A decorated NSW police officer who sexually assaulted a girl on a dance floor during an assignment to protect world leaders in Perth has been spared prison but is set to lose his job.
Ian Ronald Sleigh, 45, wept openly in the dock after he was convicted of sexually assaulting the 22-year-old daughter of a West Australian policeman he had met last October while in the state to work at the Commonwealth Heads of Government Meeting.
Having consumed eight full strength beers on an empty stomach at the Elephant and Wheelbarrow nightspot in Northbridge, Sleigh put his hand up the skirt of the young woman before roughly groping her genitals.
The shocked woman immediately told other police in the pub what had happened, and Sleigh was arrested and initially charged with sexual penetration without consent.
That was replaced with a sexual assault charge, to which Sleigh pleaded guilty to on Monday.

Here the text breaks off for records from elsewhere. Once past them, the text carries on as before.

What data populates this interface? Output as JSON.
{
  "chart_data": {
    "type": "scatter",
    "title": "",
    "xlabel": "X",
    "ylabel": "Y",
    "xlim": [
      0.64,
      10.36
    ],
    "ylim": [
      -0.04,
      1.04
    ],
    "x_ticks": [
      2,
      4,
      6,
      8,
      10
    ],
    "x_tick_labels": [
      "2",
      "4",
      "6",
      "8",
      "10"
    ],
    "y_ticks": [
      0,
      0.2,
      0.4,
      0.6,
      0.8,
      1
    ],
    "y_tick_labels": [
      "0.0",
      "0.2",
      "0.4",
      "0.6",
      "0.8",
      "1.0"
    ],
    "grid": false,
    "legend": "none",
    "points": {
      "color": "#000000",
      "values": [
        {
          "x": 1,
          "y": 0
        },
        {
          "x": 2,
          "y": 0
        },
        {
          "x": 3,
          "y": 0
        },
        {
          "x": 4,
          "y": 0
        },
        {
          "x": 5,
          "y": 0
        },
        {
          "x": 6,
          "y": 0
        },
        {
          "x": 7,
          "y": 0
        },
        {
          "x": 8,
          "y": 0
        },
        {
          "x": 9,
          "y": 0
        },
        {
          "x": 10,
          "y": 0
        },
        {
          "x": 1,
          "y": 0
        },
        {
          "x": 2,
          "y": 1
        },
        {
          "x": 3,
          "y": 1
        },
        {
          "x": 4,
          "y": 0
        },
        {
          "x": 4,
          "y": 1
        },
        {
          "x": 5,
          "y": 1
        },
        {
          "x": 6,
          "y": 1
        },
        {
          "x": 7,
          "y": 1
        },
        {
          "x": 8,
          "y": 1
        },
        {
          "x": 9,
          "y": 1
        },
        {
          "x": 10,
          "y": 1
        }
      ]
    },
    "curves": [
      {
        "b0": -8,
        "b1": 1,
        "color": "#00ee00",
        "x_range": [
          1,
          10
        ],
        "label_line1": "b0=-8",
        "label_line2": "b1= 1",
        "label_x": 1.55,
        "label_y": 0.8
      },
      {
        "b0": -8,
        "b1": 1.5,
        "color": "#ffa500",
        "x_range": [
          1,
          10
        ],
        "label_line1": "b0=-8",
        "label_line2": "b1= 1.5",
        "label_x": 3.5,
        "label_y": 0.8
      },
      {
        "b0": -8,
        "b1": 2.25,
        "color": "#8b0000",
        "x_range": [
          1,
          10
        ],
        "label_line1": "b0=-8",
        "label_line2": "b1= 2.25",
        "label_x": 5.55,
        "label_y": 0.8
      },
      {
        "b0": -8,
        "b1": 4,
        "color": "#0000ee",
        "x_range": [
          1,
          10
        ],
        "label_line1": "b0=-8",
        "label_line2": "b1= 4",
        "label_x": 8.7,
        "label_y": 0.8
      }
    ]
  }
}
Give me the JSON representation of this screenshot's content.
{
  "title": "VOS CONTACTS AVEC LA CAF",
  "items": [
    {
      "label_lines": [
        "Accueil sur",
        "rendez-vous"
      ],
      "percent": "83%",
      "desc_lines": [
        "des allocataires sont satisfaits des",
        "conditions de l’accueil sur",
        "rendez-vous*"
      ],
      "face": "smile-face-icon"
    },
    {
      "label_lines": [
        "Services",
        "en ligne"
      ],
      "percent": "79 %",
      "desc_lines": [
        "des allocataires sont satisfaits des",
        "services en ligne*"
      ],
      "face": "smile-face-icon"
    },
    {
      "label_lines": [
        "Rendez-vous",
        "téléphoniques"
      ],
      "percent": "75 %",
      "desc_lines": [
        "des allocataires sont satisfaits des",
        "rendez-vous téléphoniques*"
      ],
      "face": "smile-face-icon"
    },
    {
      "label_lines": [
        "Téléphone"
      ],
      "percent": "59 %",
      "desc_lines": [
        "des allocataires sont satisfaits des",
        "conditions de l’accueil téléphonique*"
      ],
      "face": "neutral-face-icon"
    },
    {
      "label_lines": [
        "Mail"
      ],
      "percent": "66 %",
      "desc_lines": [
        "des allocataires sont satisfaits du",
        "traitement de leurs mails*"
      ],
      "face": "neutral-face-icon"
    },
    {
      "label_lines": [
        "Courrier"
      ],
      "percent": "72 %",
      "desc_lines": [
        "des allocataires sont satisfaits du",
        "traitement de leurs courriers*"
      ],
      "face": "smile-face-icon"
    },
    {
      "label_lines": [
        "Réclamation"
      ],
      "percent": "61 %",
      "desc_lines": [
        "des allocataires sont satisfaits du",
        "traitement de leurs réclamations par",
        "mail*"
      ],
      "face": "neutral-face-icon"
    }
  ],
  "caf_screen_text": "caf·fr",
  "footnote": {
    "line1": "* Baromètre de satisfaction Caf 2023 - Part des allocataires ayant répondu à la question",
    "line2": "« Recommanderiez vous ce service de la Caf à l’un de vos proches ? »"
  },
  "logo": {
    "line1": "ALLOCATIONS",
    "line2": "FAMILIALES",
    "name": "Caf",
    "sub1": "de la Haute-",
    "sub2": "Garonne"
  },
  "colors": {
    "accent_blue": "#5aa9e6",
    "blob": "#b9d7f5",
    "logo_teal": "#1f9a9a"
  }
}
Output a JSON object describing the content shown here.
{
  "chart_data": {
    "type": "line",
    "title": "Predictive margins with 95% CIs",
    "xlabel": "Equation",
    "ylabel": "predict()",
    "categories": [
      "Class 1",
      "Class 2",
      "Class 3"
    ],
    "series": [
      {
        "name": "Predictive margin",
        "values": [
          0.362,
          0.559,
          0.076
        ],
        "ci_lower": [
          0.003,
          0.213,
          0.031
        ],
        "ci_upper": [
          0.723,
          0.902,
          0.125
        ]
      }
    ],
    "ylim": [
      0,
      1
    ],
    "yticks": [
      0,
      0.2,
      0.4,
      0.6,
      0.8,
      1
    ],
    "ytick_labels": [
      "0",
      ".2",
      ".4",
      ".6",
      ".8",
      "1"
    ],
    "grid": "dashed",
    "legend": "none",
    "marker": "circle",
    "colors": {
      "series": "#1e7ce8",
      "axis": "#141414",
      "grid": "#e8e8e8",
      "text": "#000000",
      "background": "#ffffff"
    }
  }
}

On Thursday, Justice Bruce Goetze fined Sleigh $7500 - an amount he said would go to the victim - but spared him a prison term, which he said would have been made doubly hard by his position as a police officer and convicted sex offender.
"You have suffered a severe amount of public humiliation ... which in your case has been amplified by reason of your position," Justice Goetze said.
"Prison is a penalty of last resort, and in my view this offence does not require a term of imprisonment.
"It is not an easy decision but that is the one I have come to."
Justice Goetze said the assault had left the young victim emotionally traumatised and needing ongoing counselling.
The court was also told - notwithstanding her family link to the police - that her view of the force had been changed by Sleigh's assault.
Earlier, Detective Inspector Peter McKenna, Sleigh's commanding officer in the Manning/Great Lakes area on the NSW mid-north coast, told the court his former colleague had been suspended without pay following his guilty plea.
He now faces the almost inevitable consequence of losing his job of 13 years.
Det Insp McKenna said while the force had been shocked and disgusted by Sleigh's conduct, he still had supporters within the police, and had been retained on desk duties while waiting for the case to come to court.
"He is disgusted with himself as to what has happened, and the flow-on effects to himself, his family and the NSW police," Det Insp McKenna said.
"I can't emphasise how out of character this is.
"But my expectation is that he will be dismissed. The impact on the community is going to be immense."
The court heard Sleigh had been forced to sell his house to pay for the legal fees incurred during the case, and his teenage son had been teased and was undergoing counselling. Sleigh also had been physically ill through the stress of the case.
Sleigh said nothing as he left court.